Дербент, 26 января 1833.
Я соскучил, добрый мой друг Ксенофонт Алексеевич, так давно не получая от Вас писем. Я вижусь с Вами только в «Телеграфе» последнее время; хорошо, что и там Вы во фраке, что и там вы нараспашку. Я с большим наслаждением читал статью о Державине[148], я с большим огорчением огляделся кругом, прочитавши ее… где он, где преемник гения, где хранитель огня Весты[149]? Я готов, право, схватить Пушкина за ворот, поднять его над толпой и сказать ему: стыдись! Тебе ли, как болонке, спать на солнышке перед окном, на пуховой подушке детского успеха? Тебе ли поклоняться золотому тельцу, слитому из женских серег и мужских перстней, – тельцу, которого зовут немцы маммон, а мы, простаки, свет? Ужели правда и для тебя, что
Бывало, бес, когда захочет Поймать на уду мудреца, Трудится до поту лица, В пух разорить его хлопочет. Теперь настал светлее век, Стал крепок бедный человек – Решенье новое задаче Нашел лукавый ангел тьмы: На деньги очень падки мы, И в наше время наипаче Бес губит – делая богаче.
Но богаче ли он или хочет только стать богаче? Или, как он сам говорил:
Я влюблен, я очарован, Я совсем огончарован?
Таинственный сфинкс, отвечай! Или я отвечу за тебя: ты во сто раз лучшее существо, нежели сам веришь, и в тысячу раз лучшее, нежели кажешься.
Я не устаю перечитывать «Peau de Chagrin»;[150] я люблю пытать себя с Бальзаком… Мне кажется, я бичую себя как спартанский отрок, чтобы не морщиться от ран после. Какая глубина, какая истина мыслей, и каждая из них, как обвинитель-светоч, озаряет углы и цепи светской инквизиции, инквизиции с золочеными карнизами, в хрустале, и блестках, и румянах!
Я колеблюсь теперь, писать ли роман, писать ли трагедию, а сюжет есть богатый, где я каждой силе из разрывающих свет могу дать по представителю, каждому чувству – по поступку. Можете представить, как это будет далеко, бледно, но главное, то есть страсти, сохраню я во всей силе.
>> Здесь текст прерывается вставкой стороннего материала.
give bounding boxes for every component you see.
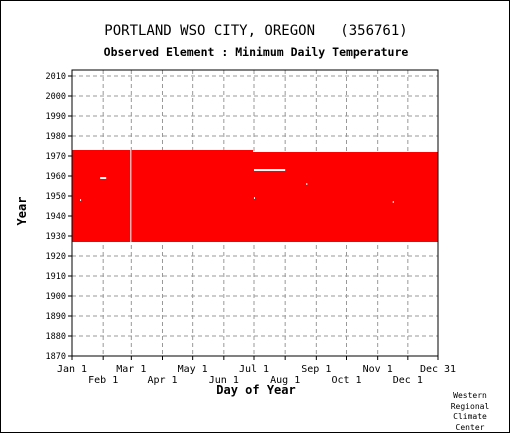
chart-title: PORTLAND WSO CITY, OREGON (356761): [104, 23, 408, 39]
x-tick-label: Aug 1: [270, 375, 300, 386]
credit-line: Center: [455, 422, 485, 432]
data-block: [252, 152, 438, 242]
x-tick-label: Jul 1: [239, 364, 269, 375]
x-tick-label: May 1: [178, 364, 208, 375]
x-tick-label: Jun 1: [209, 375, 239, 386]
chart-subtitle: Observed Element : Minimum Daily Tempera…: [103, 45, 409, 59]
missing-segment: [130, 150, 132, 242]
y-tick-label: 2010: [46, 72, 66, 82]
missing-segment: [253, 169, 286, 171]
y-tick-label: 1870: [46, 352, 66, 362]
credit-block: Western Regional Climate Center: [445, 391, 495, 432]
credit-line: Regional: [450, 401, 490, 411]
missing-segment: [392, 201, 394, 203]
x-tick-label: Apr 1: [147, 375, 177, 386]
data-block: [72, 150, 253, 242]
x-tick-label: Dec 31: [420, 364, 456, 375]
y-tick-label: 1880: [46, 332, 66, 342]
x-tick-label: Feb 1: [88, 375, 118, 386]
x-axis-label: Day of Year: [216, 383, 296, 397]
y-axis-label: Year: [15, 196, 29, 226]
credit-line: Western: [453, 391, 487, 400]
y-tick-label: 1990: [46, 112, 66, 122]
y-tick-label: 1980: [46, 132, 66, 142]
x-tick-label: Oct 1: [331, 375, 361, 386]
y-tick-label: 1890: [46, 312, 66, 322]
credit-line: Climate: [453, 412, 487, 421]
x-tick-label: Jan 1: [57, 364, 87, 375]
x-tick-label: Nov 1: [363, 364, 393, 375]
missing-segment: [100, 177, 107, 179]
missing-segment: [253, 197, 255, 199]
y-tick-label: 1960: [46, 172, 66, 182]
y-tick-label: 1920: [46, 252, 66, 262]
y-tick-label: 1900: [46, 292, 66, 302]
x-tick-label: Mar 1: [116, 364, 146, 375]
missing-segment: [306, 183, 308, 185]
y-tick-label: 1930: [46, 232, 66, 242]
x-tick-label: Dec 1: [393, 375, 423, 386]
y-tick-label: 1940: [46, 212, 66, 222]
plot-border: [71, 69, 439, 357]
y-tick-label: 1910: [46, 272, 66, 282]
y-tick-label: 1950: [46, 192, 66, 202]
x-tick-label: Sep 1: [301, 364, 331, 375]
y-tick-label: 1970: [46, 152, 66, 162]
y-tick-label: 2000: [46, 92, 66, 102]
missing-segment: [80, 199, 82, 201]
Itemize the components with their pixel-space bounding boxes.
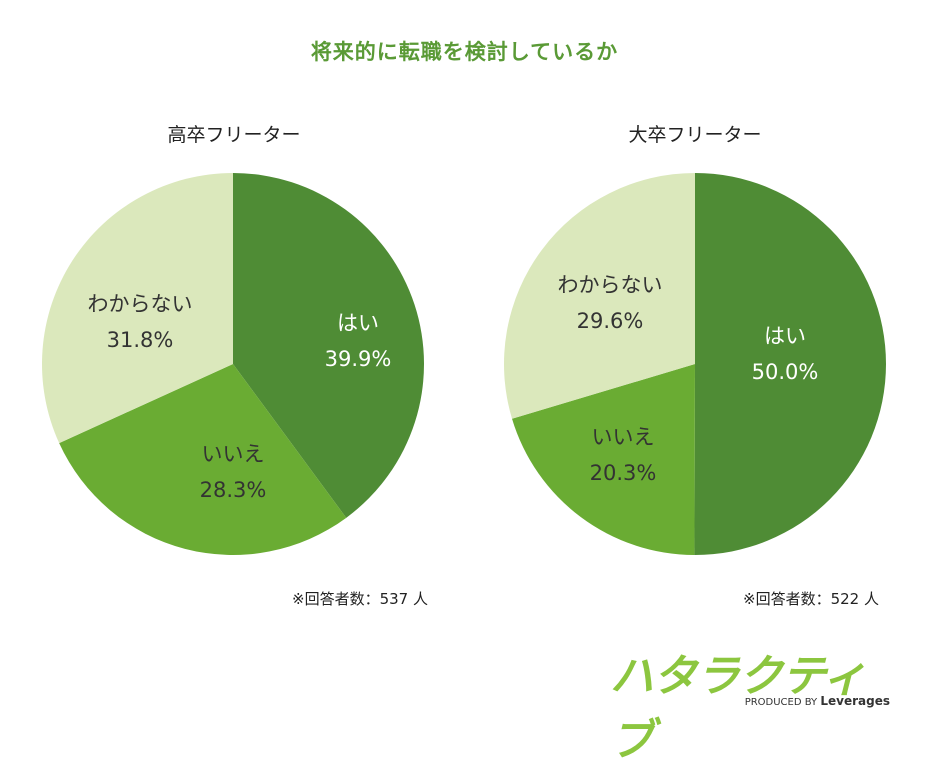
chart-title: 大卒フリーター [628,124,762,146]
slice-label: はい [764,324,806,348]
pie-slice-1 [512,364,695,555]
logo-tagline: PRODUCED BY Leverages [745,694,890,708]
slice-label: わからない [88,292,193,316]
chart-title: 高卒フリーター [167,124,301,146]
slice-label: いいえ [202,442,265,466]
pie-svg: はい 50.0% いいえ 20.3% わからない 29.6% [504,173,886,555]
pie-chart-high-school: 高卒フリーター はい 39.9% いいえ 28.3% わからない 31.8% ※回答者数：… [4,0,464,620]
respondent-count: ※回答者数：537 人 [292,590,428,608]
slice-label: いいえ [592,425,655,449]
slice-value: 39.9% [325,347,392,371]
page-title: 将来的に転職を検討しているか [310,40,619,64]
respondent-count: ※回答者数：522 人 [743,590,879,608]
slice-label: はい [337,311,379,335]
pie-slice-1 [59,364,347,555]
slice-label: わからない [558,273,663,297]
pie-slice-0 [694,173,886,555]
hataractive-logo: ハタラクティブ PRODUCED BY Leverages [610,640,890,766]
logo-wordmark: ハタラクティブ [610,651,866,766]
slice-value: 29.6% [577,309,644,333]
slice-value: 28.3% [200,478,267,502]
produced-by-text: PRODUCED BY [744,697,818,708]
pie-svg: はい 39.9% いいえ 28.3% わからない 31.8% [41,172,425,555]
brand-name: Leverages [820,694,890,708]
pie-chart-university: 大卒フリーター はい 50.0% いいえ 20.3% わからない 29.6% ※回答者数：… [465,0,925,620]
slice-value: 20.3% [590,461,657,485]
slice-value: 50.0% [752,360,819,384]
pie-slice-0 [233,173,425,518]
slice-value: 31.8% [107,328,174,352]
pie-slice-2 [504,173,695,419]
pie-slice-2 [41,172,233,444]
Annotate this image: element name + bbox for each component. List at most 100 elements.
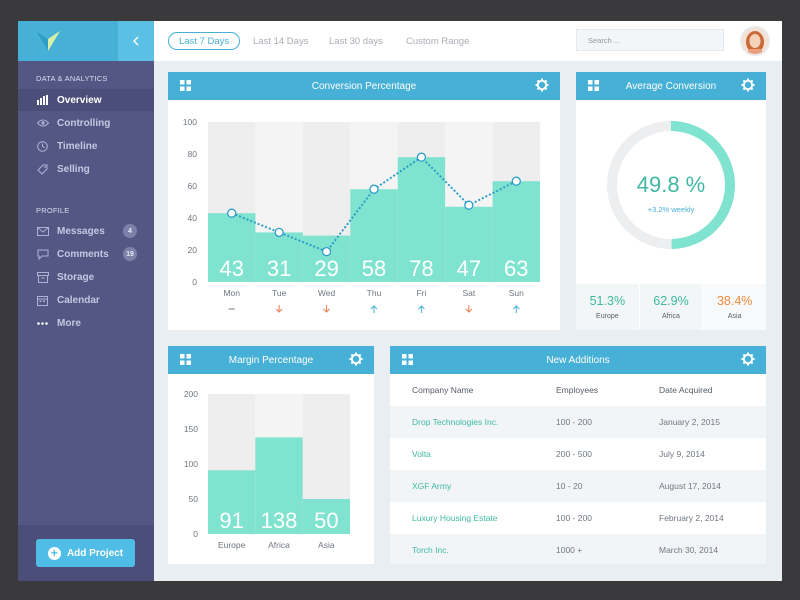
bar-chart-icon	[36, 94, 49, 107]
date-acquired: January 2, 2015	[659, 417, 720, 427]
sidebar-item-calendar[interactable]: Calendar	[18, 289, 154, 311]
bar-value-label: 63	[504, 256, 528, 281]
region-asia: 38.4% Asia	[703, 284, 766, 330]
x-tick-label: Tue	[272, 288, 287, 298]
date-acquired: August 17, 2014	[659, 481, 721, 491]
avatar[interactable]	[740, 26, 770, 56]
company-name[interactable]: Drop Technologies Inc.	[412, 417, 499, 427]
employees: 100 - 200	[556, 417, 592, 427]
x-tick-label: Thu	[367, 288, 382, 298]
column-header-employees[interactable]: Employees	[556, 385, 599, 395]
region-label: Asia	[727, 313, 742, 320]
add-project-button[interactable]: + Add Project	[36, 539, 135, 567]
region-value: 51.3%	[589, 294, 626, 308]
sidebar: DATA & ANALYTICS Overview Controlling Ti…	[18, 21, 154, 581]
date-acquired: March 30, 2014	[659, 545, 719, 555]
sidebar-item-messages[interactable]: Messages 4	[18, 220, 154, 242]
speech-bubble-icon	[36, 248, 49, 261]
table-row[interactable]: Luxury Housing Estate 100 - 200 February…	[390, 502, 766, 534]
section-label-profile: PROFILE	[36, 206, 70, 215]
clock-icon	[36, 140, 49, 153]
trend-down-arrow-icon	[465, 305, 473, 313]
bar-value-label: 78	[409, 256, 433, 281]
bar	[208, 213, 256, 282]
eye-icon	[36, 117, 49, 130]
y-tick-label: 100	[184, 459, 198, 469]
company-name[interactable]: Torch Inc.	[412, 545, 449, 555]
tab-custom-range[interactable]: Custom Range	[406, 35, 470, 47]
x-tick-label: Mon	[223, 288, 240, 298]
add-project-label: Add Project	[66, 547, 124, 559]
bar-value-label: 50	[314, 508, 338, 533]
grid-icon[interactable]	[180, 354, 191, 365]
x-tick-label: Asia	[318, 540, 335, 550]
search-input[interactable]	[576, 29, 724, 51]
region-value: 62.9%	[653, 294, 689, 308]
top-bar: Last 7 Days Last 14 Days Last 30 days Cu…	[154, 21, 782, 61]
card-title: Conversion Percentage	[311, 80, 417, 92]
bar-value-label: 43	[219, 256, 243, 281]
comments-count-badge: 19	[123, 247, 137, 261]
sidebar-item-comments[interactable]: Comments 19	[18, 243, 154, 265]
tab-last-30-days[interactable]: Last 30 days	[329, 35, 383, 47]
grid-icon[interactable]	[180, 80, 191, 91]
grid-icon[interactable]	[402, 354, 413, 365]
sidebar-footer: + Add Project	[18, 525, 154, 581]
sidebar-item-selling[interactable]: Selling	[18, 158, 154, 180]
grid-icon[interactable]	[588, 80, 599, 91]
bar-value-label: 47	[457, 256, 481, 281]
chevron-left-icon	[133, 36, 139, 46]
sidebar-item-controlling[interactable]: Controlling	[18, 112, 154, 134]
sidebar-item-label: Overview	[57, 94, 102, 106]
company-name[interactable]: Volta	[412, 449, 431, 459]
sidebar-item-more[interactable]: More	[18, 312, 154, 334]
gear-icon[interactable]	[535, 78, 549, 92]
logo-bar	[18, 21, 154, 61]
messages-count-badge: 4	[123, 224, 137, 238]
collapse-sidebar-button[interactable]	[118, 21, 154, 61]
sidebar-item-storage[interactable]: Storage	[18, 266, 154, 288]
bar-value-label: 29	[314, 256, 338, 281]
sidebar-item-overview[interactable]: Overview	[18, 89, 154, 111]
company-name[interactable]: Luxury Housing Estate	[412, 513, 498, 523]
sidebar-item-label: More	[57, 317, 81, 329]
gear-icon[interactable]	[741, 352, 755, 366]
company-name[interactable]: XGF Army	[412, 481, 452, 491]
column-header-date[interactable]: Date Acquired	[659, 385, 713, 395]
bar	[255, 437, 303, 534]
line-point	[321, 246, 332, 257]
region-europe: 51.3% Europe	[576, 284, 640, 330]
line-point	[227, 208, 237, 218]
x-tick-label: Africa	[268, 540, 290, 550]
column-header-company[interactable]: Company Name	[412, 385, 474, 395]
bar	[492, 181, 540, 282]
table-row[interactable]: Volta 200 - 500 July 9, 2014	[390, 438, 766, 470]
tab-last-14-days[interactable]: Last 14 Days	[253, 35, 309, 47]
table-row[interactable]: Torch Inc. 1000 + March 30, 2014	[390, 534, 766, 564]
sidebar-item-label: Calendar	[57, 294, 100, 306]
employees: 100 - 200	[556, 513, 592, 523]
section-label-data: DATA & ANALYTICS	[36, 74, 108, 83]
gear-icon[interactable]	[349, 352, 363, 366]
average-delta: +3.2% weekly	[648, 205, 695, 214]
average-value: 49.8 %	[637, 172, 706, 197]
trend-up-arrow-icon	[370, 305, 378, 313]
conversion-chart: 0 20 40 60 80 100 43 Mon 31 Tue 29 Wed 58 Thu 78 Fri 47 S…	[183, 117, 540, 313]
table-row[interactable]: Drop Technologies Inc. 100 - 200 January…	[390, 406, 766, 438]
tab-last-7-days[interactable]: Last 7 Days	[168, 32, 241, 50]
gear-icon[interactable]	[741, 78, 755, 92]
trend-up-arrow-icon	[418, 305, 425, 313]
table-row[interactable]: XGF Army 10 - 20 August 17, 2014	[390, 470, 766, 502]
sidebar-item-timeline[interactable]: Timeline	[18, 135, 154, 157]
x-tick-label: Fri	[416, 288, 426, 298]
y-tick-label: 100	[183, 117, 197, 127]
sidebar-item-label: Selling	[57, 163, 90, 175]
y-tick-label: 20	[188, 245, 198, 255]
logo-icon	[36, 31, 60, 51]
card-title: Margin Percentage	[228, 354, 314, 366]
dashboard-window: DATA & ANALYTICS Overview Controlling Ti…	[18, 21, 782, 581]
bar	[255, 232, 303, 282]
sidebar-item-label: Storage	[57, 271, 95, 283]
x-tick-label: Wed	[318, 288, 336, 298]
sidebar-item-label: Messages	[57, 225, 105, 237]
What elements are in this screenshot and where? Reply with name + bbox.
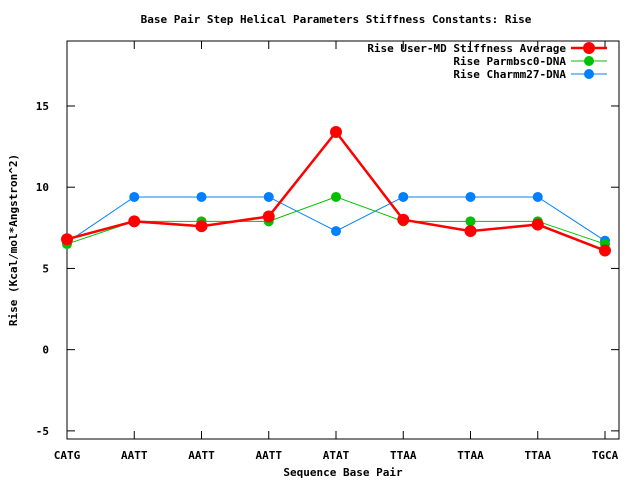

Я, как Шенье у гильотины, могу сказать, ударя себя по лбу: тут что-то есть, но это еще связно, темно или, лучше сказать, так ярко, что ум ослеплен и ничего не различает. Подождем: авось это чувство не похоже на самоуверенность Б. Федорова. Одним, по несчастию, сходен я с ним: это докукою вам! Поручений, поручений – так что голова кругом пойдет!.. Но Адам Смит[151] сказал, что раздел работ есть основа экономии. Простите До будущей.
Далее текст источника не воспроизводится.